Welcome to my blog, which will discuss topics in Statistics and Machine Learning. Some posts will be technical and others will be non-technical. Since this blog is about topics in both Statistics and Machine Learning, perhaps I should address the question: What is the difference between these two fields?
The short answer is: None. They are both concerned with the same question: how do we learn from data?
But a more nuanced view reveals that there are differences due to historical and sociological reasons. Statistics is an older field than Machine Learning (but young compared to Math, Physics etc). Thus, ideas about collecting and analyzing data in Statistics are rooted in the times before computers even existed.
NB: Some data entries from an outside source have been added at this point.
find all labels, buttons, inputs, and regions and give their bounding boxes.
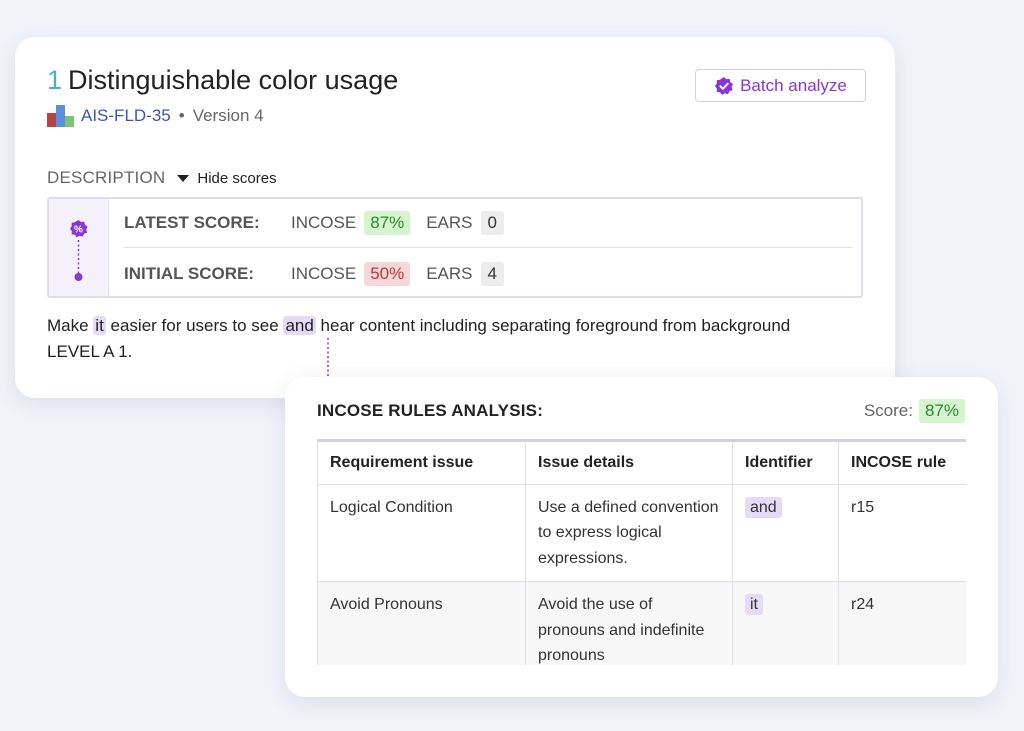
initial-incose-label: INCOSE <box>291 264 357 283</box>
table-cell: and <box>732 483 839 582</box>
requirement-id-link[interactable]: AIS-FLD-35 <box>81 106 171 126</box>
hide-scores-label: Hide scores <box>197 169 277 187</box>
column-header: INCOSE rule <box>838 439 966 485</box>
highlight-and[interactable]: and <box>283 316 316 335</box>
score-divider <box>124 247 852 248</box>
description-text: Make it easier for users to see and hear… <box>47 313 807 365</box>
column-header: Requirement issue <box>317 439 526 485</box>
analysis-table-viewport[interactable]: Requirement issue Issue details Identifi… <box>317 439 966 665</box>
table-cell: it <box>732 581 839 665</box>
column-header: Issue details <box>525 439 733 485</box>
analysis-score: Score: 87% <box>864 399 965 423</box>
table-cell: r15 <box>838 483 966 582</box>
batch-analyze-button[interactable]: Batch analyze <box>695 69 866 102</box>
scores-gutter: % <box>49 199 109 296</box>
initial-score-label: INITIAL SCORE: <box>124 264 255 283</box>
latest-incose-label: INCOSE <box>291 213 357 232</box>
latest-incose-value: 87% <box>364 211 411 235</box>
latest-ears-label: EARS <box>426 213 473 232</box>
table-header-row: Requirement issue Issue details Identifi… <box>317 439 966 485</box>
analysis-score-label: Score: <box>863 401 913 420</box>
description-label: DESCRIPTION <box>47 168 166 187</box>
analysis-title: INCOSE RULES ANALYSIS: <box>317 401 544 420</box>
description-header: DESCRIPTION Hide scores <box>47 168 277 188</box>
requirement-card: 1 Distinguishable color usage AIS-FLD-35 … <box>15 37 895 398</box>
description-text-part: Make <box>47 316 94 335</box>
table-cell: r24 <box>838 581 966 665</box>
identifier-chip[interactable]: and <box>745 496 782 518</box>
analysis-score-value: 87% <box>918 399 965 423</box>
requirement-meta: AIS-FLD-35 • Version 4 <box>47 105 264 127</box>
initial-score-row: INITIAL SCORE: INCOSE 50% EARS 4 <box>124 262 504 286</box>
identifier-chip[interactable]: it <box>745 594 763 615</box>
table-cell: Use a defined convention to express logi… <box>525 483 733 582</box>
description-text-part: easier for users to see <box>105 316 284 335</box>
requirement-title: 1 Distinguishable color usage <box>47 65 398 96</box>
meta-separator: • <box>178 106 185 125</box>
latest-ears-value: 0 <box>480 211 504 235</box>
requirement-version: Version 4 <box>192 106 264 125</box>
latest-score-label: LATEST SCORE: <box>124 213 260 232</box>
analysis-table: Requirement issue Issue details Identifi… <box>317 439 966 665</box>
initial-ears-label: EARS <box>426 264 473 283</box>
table-row: Logical Condition Use a defined conventi… <box>317 483 966 582</box>
percent-badge-icon: % <box>70 220 88 281</box>
initial-ears-value: 4 <box>480 262 504 286</box>
latest-score-row: LATEST SCORE: INCOSE 87% EARS 0 <box>124 211 504 235</box>
highlight-it[interactable]: it <box>93 316 106 335</box>
scores-panel: % LATEST SCORE: INCOSE 87% EARS 0 INITIA… <box>47 197 863 298</box>
requirement-title-text: Distinguishable color usage <box>68 65 399 95</box>
table-cell: Avoid the use of pronouns and indefinite… <box>525 581 733 665</box>
hide-scores-toggle[interactable]: Hide scores <box>177 169 277 187</box>
table-row: Avoid Pronouns Avoid the use of pronouns… <box>317 581 966 665</box>
initial-incose-value: 50% <box>364 262 411 286</box>
verified-badge-icon <box>715 76 734 95</box>
batch-analyze-label: Batch analyze <box>740 75 847 95</box>
requirement-number: 1 <box>47 65 63 95</box>
svg-text:%: % <box>74 225 83 236</box>
incose-analysis-card: INCOSE RULES ANALYSIS: Score: 87% Requir… <box>285 377 998 697</box>
project-bars-icon <box>47 105 74 127</box>
caret-down-icon <box>177 174 190 182</box>
table-cell: Logical Condition <box>317 483 526 582</box>
table-cell: Avoid Pronouns <box>317 581 526 665</box>
column-header: Identifier <box>732 439 839 485</box>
Of course, the field has adapted as times have changed but history matters and the result is that the way Statisticians think, teach, approach problems and choose research topics is often different than their colleagues in Machine Learning. I am fortunate to be at an institution (Carnegie Mellon) which is active in both (and I have appointments in both departments) so I get to see the similarities and differences.
If I had to summarize the main difference between the two fields I would say:
Statistics emphasizes formal statistical inference (confidence intervals, hypothesis tests, optimal estimators) in low dimensional problems.
Machine Learning emphasizes high dimensional prediction problems.
But this is a gross over-simplification. Perhaps it is better to list some topics that receive more attention from one field rather than the other. For example:
Statistics: survival analysis, spatial analysis, multiple testing, minimax theory, deconvolution, semiparametric inference, bootstrapping, time series.
Machine Learning: online learning, semisupervised learning, manifold learning, active learning, boosting.
But the differences become blurrier all the time. Check out two flagship journals:
The overlap in topics is striking. And many topics get started in one field and then are developed further in the other. For example, Reproducing Kernel Hilbert Space (RKHS) methods are hot in Machine Learning but they began in Statistics (thanks to Manny Parzen and Grace Wahba). Similarly, much of online learning has its roots in the work of the statisticians David Blackwell and Jim Hannan. And of course there are topics that are highly active in both areas such as concentration of measure, sparsity and convex optimization. There are also differences in terminology. Here are some examples:
Statistics Machine Learning
Data point Example/Instance
Regression Supervised Learning
Classification Supervised Learning
and of course:
Statisticians use R.
Machine Learners use Matlab.
Overall, the the two fields are blending together more and more and I think this is a good thing.